Dick Cheney comprobó, de primera mano, que la seguridad en Afganistán está lejos de ser satisfactoria. El vicepresidente de Estados Unidos acababa de desayunar junto a los soldados de la base militar norteamericana de Bagram, al norte de Kabul, cuando todo el campamento fue sacudido por una poderosa explosión.

    Un atacante suicida había conseguido penetrar hasta la entrada del campamento en el que Cheney había pasado la noche, el que es parte de la base militar estadounidense más importante en Afganistán, una de las instalaciones mejor protegidas de todo el país.

    “El objetivo era Dick Cheney”, anunciaron los rebeldes, seguros de sí mismos. El Ministerio del Interior de Afganistán informó que al menos 16 personas murieron en el ataque. Según el Ejército norteamericano, la bomba segó la vida de tres personas, incluyendo a dos soldados de la coalición liderada por Estados Unidos.

    Es probable que los talibanes hayan contado con que su suicida nunca avanzaría más allá de la entrada a la base y nunca conseguiría su objetivo declarado. Pero los rebeldes son conscientes de la fuerza simbólica de un ataque como este, capaz de atraer la atención de toda la prensa mundial.

    Los talibanes nunca antes habían llegado tan cerca de un funcionario tan alto de su odiado imperio archienemigo. Además, lograron humillar al vicepresidente, quien debió ponerse a salvo de un peligro que sus propios oficiales daban por eliminado. El lunes a la noche se supo que la visita sorpresa de Cheney a Afganistán se prolongaría hasta el martes. En realidad, sus planes de viaje suelen mantenerse en secreto por temor a atentados.
   
    Cheney tenía previsto, originalmente, reunirse el lunes en Kabul con el presidente afgano, Hamid Karzai, pero una intensa nevada imposibilitó sobrevolar los 60 kilómetros que separan la base militar de la capital. La reunión con Karzai se aplazó y los talibanes aprovecharon la inusual oportunidad. Al parecer, necesitaron pocas horas para escoger a uno de entre los 2.000 hombres que, según sus datos, integran su ejército de suicidas.
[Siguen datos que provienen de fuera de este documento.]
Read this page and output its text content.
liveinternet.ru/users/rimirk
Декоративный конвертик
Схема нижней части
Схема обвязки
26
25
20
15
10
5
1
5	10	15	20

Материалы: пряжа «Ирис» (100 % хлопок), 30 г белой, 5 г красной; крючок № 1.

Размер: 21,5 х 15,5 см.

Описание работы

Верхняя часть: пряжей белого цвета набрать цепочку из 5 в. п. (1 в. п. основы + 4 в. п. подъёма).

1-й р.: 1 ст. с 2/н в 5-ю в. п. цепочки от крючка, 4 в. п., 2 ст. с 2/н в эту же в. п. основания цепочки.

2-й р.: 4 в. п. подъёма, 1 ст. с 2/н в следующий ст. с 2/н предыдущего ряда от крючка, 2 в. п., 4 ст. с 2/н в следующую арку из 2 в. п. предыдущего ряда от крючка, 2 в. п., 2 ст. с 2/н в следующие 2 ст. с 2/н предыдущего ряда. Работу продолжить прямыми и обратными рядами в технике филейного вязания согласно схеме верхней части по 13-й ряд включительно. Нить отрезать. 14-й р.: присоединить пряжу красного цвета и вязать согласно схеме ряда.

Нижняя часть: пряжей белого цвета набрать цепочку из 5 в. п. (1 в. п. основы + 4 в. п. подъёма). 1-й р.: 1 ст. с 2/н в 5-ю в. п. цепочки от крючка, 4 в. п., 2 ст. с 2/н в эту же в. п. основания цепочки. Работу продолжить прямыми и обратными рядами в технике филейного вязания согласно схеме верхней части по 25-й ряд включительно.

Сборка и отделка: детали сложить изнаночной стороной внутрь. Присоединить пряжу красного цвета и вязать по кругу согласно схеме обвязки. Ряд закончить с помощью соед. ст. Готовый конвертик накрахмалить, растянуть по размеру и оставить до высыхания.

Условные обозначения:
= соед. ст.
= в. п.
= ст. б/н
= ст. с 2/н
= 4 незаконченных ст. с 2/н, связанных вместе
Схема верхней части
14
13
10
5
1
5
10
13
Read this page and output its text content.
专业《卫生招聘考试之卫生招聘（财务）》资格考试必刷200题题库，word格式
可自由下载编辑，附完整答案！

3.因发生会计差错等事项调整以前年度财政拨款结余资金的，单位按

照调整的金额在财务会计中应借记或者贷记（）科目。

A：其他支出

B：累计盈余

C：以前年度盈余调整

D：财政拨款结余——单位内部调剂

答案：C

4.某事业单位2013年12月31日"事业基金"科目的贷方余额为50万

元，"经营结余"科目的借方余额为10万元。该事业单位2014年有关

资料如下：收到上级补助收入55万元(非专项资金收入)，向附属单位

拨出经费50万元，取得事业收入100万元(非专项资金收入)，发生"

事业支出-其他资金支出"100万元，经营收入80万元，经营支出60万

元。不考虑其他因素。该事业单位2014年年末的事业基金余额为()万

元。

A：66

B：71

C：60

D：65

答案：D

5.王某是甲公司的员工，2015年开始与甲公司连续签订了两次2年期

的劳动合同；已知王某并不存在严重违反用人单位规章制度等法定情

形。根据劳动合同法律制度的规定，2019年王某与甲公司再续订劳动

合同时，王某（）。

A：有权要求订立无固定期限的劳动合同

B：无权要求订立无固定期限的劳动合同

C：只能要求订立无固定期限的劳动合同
    Cheney señaló haber escuchado “un fuerte estruendo”, que identificó enseguida. Tras su breve estancia en el búnker, voló hacia Kabul para hablar con Karzai de la lucha contra el terrorismo y la desoladora situación de seguridad en el devastado país asiático.

    Estados Unidos y sus aliados quieren impedir a toda costa que los rebeldes lleven al país al borde del precipicio con su anunciada ofensiva de primavera. Con ese objetivo en mente, se está desplegando en el Hindukush, por primera vez desde la caída del régimen talibán en el 2001, más de 50.000 soldados extranjeros. Gran Bretaña aumentará su presencia militar en el país, al igual que Dinamarca y Australia.

    Estados Unidos ya lo hizo y mantiene, actualmente, 27.000 soldados en Afganistán. Se espera que Alemania apruebe en breve el envío de 500 soldados, quienes se sumarán a los 3.000 ya estacionados. Los talibanes esperan que el avance de los “infieles” inflame los ánimos de los afganos y los lleve a incorporarse masivamente a sus filas.

    El líder militar de los rebeldes, el mulá Dadullah, afirmó en una reciente entrevista que ya cuenta con 6.000 combatientes para la ofensiva primaveral, pero la cifra podría aumentar hasta 10.000. “Cuanto más crezca la cantidad de soldados judíos y cristianos que nos combaten, mayor será la motivación de los afganos para unirse a nosotros”, vaticinó.